Ruper Murdoch’s love of dictators is highly selective these days. Perhaps Dan isn’t ‘flexible’ enough.
Rupert Hamer was a far more effective and reasonable politician than Turnbull who was the best of a really destructive bunch and era , I don’t think a comparison is fair.
The single biggest issue for Labor is not corruption, because right now in the public mind the Liberals are streets ahead in that field. Areas where Labor excels, such as branch stacking have also been exposed in Liberal ranks. Even though the Libs are rank amateurs at the art of the stack compared to the ALP the mere presence of of stacking stories among the Libs in the media negates the issue.

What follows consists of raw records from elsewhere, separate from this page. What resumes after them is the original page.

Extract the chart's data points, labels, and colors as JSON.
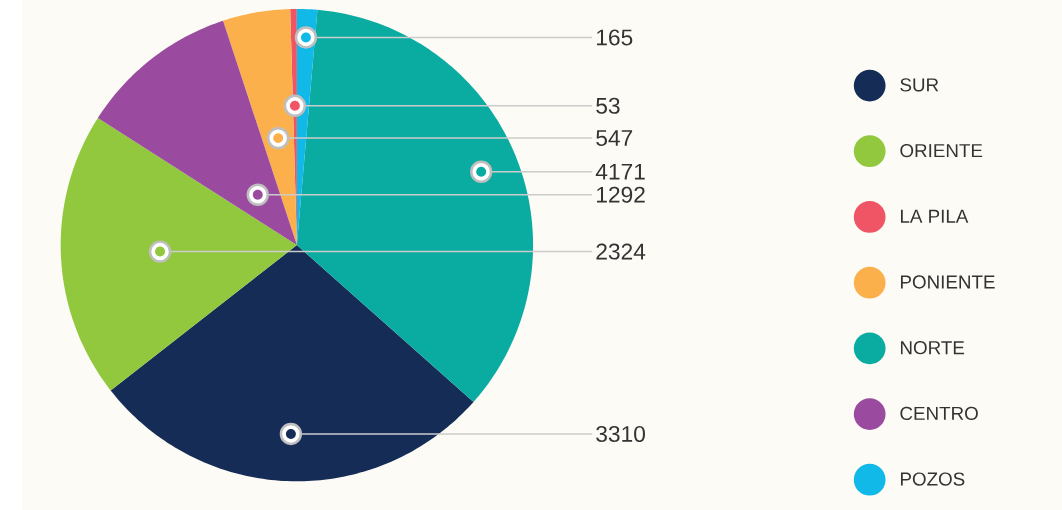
{
  "chart_data": {
    "type": "pie",
    "categories": [
      "SUR",
      "ORIENTE",
      "LA PILA",
      "PONIENTE",
      "NORTE",
      "CENTRO",
      "POZOS"
    ],
    "values": [
      3310,
      2324,
      53,
      547,
      4171,
      1292,
      165
    ],
    "colors": [
      "#152c57",
      "#92c83e",
      "#f05565",
      "#fbb04b",
      "#0aaba0",
      "#9a4b9f",
      "#11b9e8"
    ],
    "data_labels": true,
    "legend": "right"
  }
}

As for dodgy deals with unions, well in the Libs we have dodgy deals with business. Most people see this back scratching of fellow political travellers as par for the course. We all know that Labor is affiliated with unions, just like the LNP is affiliated with business. So again people just shrug and move on. It’s also probably message fatigue, the right wing press and the LNP have been demonising unions for so long, without any real evidence of widespread wickidness that it appears to have lost it’s impact. Sure a handful of union leaders are thugs, but at the same time the media keep showing us that a handful of business leaders are crooks, and once again the stories balance each other out.
No the real risk for the ALP is that the Teals will gain a significant foothold. Once that happens the eventual disintegration of the Liberals is assured and a new party comprised of members of the current moderate wing of the LNP and the Teal will emerge. That will present a real threat to Labor.
So not in 2022. Maybe in 2026. Probably by 2030.
The Media fascination, (now including Crikey), with IBAC Investigations is rather disingenuous.
IBAC is doing exactly what it is supposed to do – Investigate, and then provide Reports, some of which may lead to Prosecutions for Law Breaking.
The thing is though, that regardless of how many times Daniel Andrews or others have been questioned or investigated, so far, there has been a limited amount of adverse findings and prosecutions, and certainly nothing of any substance relating to Daniel Andrews.
Merely being Investigated and/or questioned by IBAC does not automatically mean someone is corrupt.
Whatever happened to the Presumption of Innocence until Proven Guilty?